Seaside horror is going to have a resurgence. Robert Eggers, director of The VVitch, just released The Lighthouse. Another film (one I hoped to cover in this blog project), Cold Skin, also deals in coastal terror.
Where the land is adjacent to the cold, horror filled depths, that is fertile ground for nightmares. And Aurora delivered on those, although at times it is an uneven film.
Aurora (2018)
Director: Yam Laranas
Writer: Yam Laranas, Gin de Mesa
Notable Cast: Marco Gumabao, Mercedes Cabral, Allan Paule, Andrea Del Rosario, Phoebe Villamor, Arnold Reyes, Ricardo Cepeda, Ruby Ruiz, Sue Prado
Plot: The story follows Leana (Curtis) who lives peacefully in the island with her younger sister Rita. Everything changes when a ship named Aurora crashes near their vicinity. Rita has an ability to see dead people, but everytime she sees them, disastrous and catastrophic events occur. Leana must then protect the young girl at any cost before it is too late.[6] (source: Wikipedia)

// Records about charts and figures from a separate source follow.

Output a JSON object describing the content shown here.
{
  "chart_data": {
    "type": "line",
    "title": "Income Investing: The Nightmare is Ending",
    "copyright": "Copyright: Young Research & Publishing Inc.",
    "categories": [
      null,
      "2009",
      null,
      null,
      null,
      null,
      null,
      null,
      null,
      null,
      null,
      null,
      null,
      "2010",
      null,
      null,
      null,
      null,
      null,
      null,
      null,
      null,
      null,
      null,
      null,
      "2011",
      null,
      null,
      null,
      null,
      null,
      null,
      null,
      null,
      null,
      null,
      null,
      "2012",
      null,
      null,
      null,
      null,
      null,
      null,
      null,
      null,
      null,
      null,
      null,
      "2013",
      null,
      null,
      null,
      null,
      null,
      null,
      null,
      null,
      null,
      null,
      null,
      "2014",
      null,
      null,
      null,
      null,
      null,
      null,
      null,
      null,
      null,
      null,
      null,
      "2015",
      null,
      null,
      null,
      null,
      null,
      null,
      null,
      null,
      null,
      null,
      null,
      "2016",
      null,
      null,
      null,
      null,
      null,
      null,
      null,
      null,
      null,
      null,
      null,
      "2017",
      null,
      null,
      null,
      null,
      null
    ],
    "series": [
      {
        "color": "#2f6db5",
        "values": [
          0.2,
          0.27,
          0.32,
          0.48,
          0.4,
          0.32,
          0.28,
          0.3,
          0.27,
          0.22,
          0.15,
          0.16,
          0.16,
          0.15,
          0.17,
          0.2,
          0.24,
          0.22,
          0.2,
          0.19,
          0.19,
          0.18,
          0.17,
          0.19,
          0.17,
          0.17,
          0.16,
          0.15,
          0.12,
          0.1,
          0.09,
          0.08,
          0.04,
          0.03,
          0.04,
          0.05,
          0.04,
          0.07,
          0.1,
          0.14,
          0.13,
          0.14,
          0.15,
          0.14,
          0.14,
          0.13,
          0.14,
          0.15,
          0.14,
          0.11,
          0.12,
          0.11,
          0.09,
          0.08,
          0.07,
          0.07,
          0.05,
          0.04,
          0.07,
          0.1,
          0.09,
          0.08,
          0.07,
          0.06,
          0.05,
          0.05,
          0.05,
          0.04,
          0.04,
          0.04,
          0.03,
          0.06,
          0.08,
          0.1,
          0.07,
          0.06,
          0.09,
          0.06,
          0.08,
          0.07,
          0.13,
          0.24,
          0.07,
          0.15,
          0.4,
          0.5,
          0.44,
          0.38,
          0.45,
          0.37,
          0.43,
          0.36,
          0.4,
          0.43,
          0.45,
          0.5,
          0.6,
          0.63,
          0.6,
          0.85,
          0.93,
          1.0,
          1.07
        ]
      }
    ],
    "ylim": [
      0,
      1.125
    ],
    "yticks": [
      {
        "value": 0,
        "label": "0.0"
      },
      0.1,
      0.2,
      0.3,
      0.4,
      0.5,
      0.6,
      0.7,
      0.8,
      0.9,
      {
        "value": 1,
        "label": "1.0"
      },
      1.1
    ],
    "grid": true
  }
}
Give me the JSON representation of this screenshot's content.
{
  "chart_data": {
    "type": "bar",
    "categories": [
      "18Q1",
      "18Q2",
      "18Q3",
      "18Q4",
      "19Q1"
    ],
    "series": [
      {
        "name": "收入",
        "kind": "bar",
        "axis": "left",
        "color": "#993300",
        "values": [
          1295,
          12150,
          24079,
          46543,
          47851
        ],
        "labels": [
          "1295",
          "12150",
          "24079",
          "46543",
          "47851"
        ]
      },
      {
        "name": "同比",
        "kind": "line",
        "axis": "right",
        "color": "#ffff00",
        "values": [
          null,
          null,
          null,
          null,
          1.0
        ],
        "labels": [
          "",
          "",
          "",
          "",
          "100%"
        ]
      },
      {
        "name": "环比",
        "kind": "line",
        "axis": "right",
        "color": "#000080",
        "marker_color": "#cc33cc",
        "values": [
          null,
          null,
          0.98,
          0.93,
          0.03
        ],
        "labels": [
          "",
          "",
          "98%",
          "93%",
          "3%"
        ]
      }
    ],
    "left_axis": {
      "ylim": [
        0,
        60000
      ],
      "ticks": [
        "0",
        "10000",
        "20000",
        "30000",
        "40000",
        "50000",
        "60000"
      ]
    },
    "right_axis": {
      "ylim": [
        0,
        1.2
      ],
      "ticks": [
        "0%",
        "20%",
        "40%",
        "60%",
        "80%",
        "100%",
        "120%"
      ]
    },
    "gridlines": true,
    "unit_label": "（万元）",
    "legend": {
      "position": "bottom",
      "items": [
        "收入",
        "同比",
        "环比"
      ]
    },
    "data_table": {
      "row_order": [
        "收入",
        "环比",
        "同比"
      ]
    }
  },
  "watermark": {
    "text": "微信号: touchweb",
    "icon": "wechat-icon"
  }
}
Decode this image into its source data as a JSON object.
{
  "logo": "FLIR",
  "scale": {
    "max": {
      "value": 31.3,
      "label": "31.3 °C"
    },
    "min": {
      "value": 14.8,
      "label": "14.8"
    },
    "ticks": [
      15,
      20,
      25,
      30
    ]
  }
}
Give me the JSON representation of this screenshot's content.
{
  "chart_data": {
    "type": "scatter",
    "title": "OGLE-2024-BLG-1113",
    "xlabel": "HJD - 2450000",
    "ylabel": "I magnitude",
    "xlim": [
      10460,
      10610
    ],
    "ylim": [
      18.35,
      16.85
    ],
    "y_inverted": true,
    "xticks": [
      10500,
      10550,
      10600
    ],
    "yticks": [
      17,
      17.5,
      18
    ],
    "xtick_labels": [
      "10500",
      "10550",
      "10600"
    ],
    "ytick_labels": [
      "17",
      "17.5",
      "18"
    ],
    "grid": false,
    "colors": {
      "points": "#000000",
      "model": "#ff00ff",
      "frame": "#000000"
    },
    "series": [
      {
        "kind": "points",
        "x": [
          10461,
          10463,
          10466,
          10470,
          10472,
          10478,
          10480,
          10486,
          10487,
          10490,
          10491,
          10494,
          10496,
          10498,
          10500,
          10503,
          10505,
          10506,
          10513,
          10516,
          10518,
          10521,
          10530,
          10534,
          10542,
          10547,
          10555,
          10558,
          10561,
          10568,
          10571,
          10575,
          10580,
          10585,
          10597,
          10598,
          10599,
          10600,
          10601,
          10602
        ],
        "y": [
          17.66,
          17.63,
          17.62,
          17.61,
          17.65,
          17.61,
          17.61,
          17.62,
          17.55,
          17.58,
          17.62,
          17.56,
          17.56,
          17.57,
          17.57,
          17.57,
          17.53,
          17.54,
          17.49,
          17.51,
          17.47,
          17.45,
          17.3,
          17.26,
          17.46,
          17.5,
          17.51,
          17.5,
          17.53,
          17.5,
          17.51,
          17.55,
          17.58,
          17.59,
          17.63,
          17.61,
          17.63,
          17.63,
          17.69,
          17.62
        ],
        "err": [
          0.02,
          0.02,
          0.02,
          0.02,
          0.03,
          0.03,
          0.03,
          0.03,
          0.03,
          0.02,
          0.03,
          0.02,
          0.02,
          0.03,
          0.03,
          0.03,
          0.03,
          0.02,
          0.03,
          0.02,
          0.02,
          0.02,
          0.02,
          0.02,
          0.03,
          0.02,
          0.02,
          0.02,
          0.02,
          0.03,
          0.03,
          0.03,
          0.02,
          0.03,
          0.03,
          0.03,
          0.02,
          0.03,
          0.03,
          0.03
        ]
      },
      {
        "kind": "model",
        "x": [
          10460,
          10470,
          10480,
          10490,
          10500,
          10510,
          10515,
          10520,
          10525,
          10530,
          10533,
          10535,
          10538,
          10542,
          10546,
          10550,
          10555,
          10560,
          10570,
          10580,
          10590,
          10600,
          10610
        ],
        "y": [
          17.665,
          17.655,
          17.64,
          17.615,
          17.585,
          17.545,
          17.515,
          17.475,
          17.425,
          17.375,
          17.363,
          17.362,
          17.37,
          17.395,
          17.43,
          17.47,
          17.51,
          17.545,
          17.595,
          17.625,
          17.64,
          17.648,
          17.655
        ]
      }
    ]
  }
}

Commentary: Here is the main positive of this film: Aurora is a beautiful looking movie. Filmed on an island in the region of Batanes, it has some visual compositions that are breathtaking. A shipwreck. Eerie phantoms, both in and out of the sea. The desolate landscape of the island. For mood, for moments, it is a treat.
And for frights, it actually delivers. The aforementioned phantoms are sometimes traditional ghosts, and sometimes, with weird and misshapen forms, they act more like demons. There is a degree of tension in their appearances and nature that will make you anxious.
Not all the horror is supernatural.
There is a side plot of a group of people, with whom Leanna becomes involved, working to recover loot from the shipwreck and its victims for their own profit. Leanna herself wants to leave the island and try her hand at life in Manila. This was thematically important, although it didn’t mesh well with the pace of the film and the haunting sequences.
What We’re Afraid Of: Aurora is in many ways a classic ghost story. The spectres are full of rage and vengeance, with every right to be so. As is revealed later in the film, the captain of the ship purposefully crashed the ship for some motive related to money. We’re then shown, through flashback/ghostly underwater vision experienced by Leanna and Rita, exactly what the passengers experienced: the horrors of being trapped in a deadly and disastrous circumstance; drowning and burning. It was harrowing and brutal. Economic need created this disaster and the subsequent disrespect to the memory of the shades haunting Leanna’s inn. Worth the watch for sure.